Sonia Gandhi, party sources say, wishes to avoid any internal strife on the grounds that such a course would weaken the party’s unity and discipline.

Some former and current chief ministers of states ruled by Congress are trying to act as mediators between dissidents and the official establishment of Congress, a role that the late Ahmed Patel was playing. These elements are reported to have told Sonia Gandhi that the main demand of the dissidents is to obtain a firm commitment from Rahul Gandhi that he would openly declare himself a contender for the party’s highest position rather than prop up a ‘proxy’, or allow a ‘Free and fair party survey. Interestingly, almost half of the dissidents have no objection to Rahul Gandhi. They want him to become a 24×7 politician and to end his “tendency” to run the party organization by “power.”

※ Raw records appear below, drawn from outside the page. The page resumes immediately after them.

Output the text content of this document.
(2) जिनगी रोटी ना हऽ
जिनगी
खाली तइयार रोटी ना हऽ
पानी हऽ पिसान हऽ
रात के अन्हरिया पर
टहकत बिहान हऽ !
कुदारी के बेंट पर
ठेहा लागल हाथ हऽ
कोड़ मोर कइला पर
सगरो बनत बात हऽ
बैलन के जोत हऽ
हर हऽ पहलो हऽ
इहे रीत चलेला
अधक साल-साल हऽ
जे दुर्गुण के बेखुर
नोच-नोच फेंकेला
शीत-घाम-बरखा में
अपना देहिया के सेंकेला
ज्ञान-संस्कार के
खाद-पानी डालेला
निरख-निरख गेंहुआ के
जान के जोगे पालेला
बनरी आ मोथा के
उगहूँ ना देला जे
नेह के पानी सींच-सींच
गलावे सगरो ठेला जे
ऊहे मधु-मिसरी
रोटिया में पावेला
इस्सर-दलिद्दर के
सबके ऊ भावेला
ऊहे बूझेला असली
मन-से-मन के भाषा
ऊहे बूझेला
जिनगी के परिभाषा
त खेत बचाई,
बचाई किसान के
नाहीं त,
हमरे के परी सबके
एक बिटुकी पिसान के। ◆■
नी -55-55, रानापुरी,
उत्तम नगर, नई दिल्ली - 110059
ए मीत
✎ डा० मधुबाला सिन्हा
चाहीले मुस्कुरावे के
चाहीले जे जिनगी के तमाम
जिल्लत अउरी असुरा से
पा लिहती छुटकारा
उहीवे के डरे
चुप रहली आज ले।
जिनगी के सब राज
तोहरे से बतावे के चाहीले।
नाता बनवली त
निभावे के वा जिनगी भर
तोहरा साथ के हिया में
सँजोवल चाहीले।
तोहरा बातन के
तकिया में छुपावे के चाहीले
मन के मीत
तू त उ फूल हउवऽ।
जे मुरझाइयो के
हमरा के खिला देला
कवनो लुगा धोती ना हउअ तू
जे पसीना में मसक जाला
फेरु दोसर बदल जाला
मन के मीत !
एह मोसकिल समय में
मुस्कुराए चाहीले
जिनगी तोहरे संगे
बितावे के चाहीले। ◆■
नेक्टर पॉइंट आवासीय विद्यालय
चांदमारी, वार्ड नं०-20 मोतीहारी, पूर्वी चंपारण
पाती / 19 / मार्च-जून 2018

In the good old days, too, Congress had a checkered history of murky party polls, dissent, and defiance, such as Mahatma Gandhi’s rejection of the victory of Subhas Chandra Bose and Jawaharlal Nehru liberating PD Tandon. But can a shaky Congress, facing a kind of existential crisis, afford an internal confrontation? The late Sitaram Kesri used to say, “Bina vidhvans ke nirman kaise hoga?” (Can there be construction without destruction?).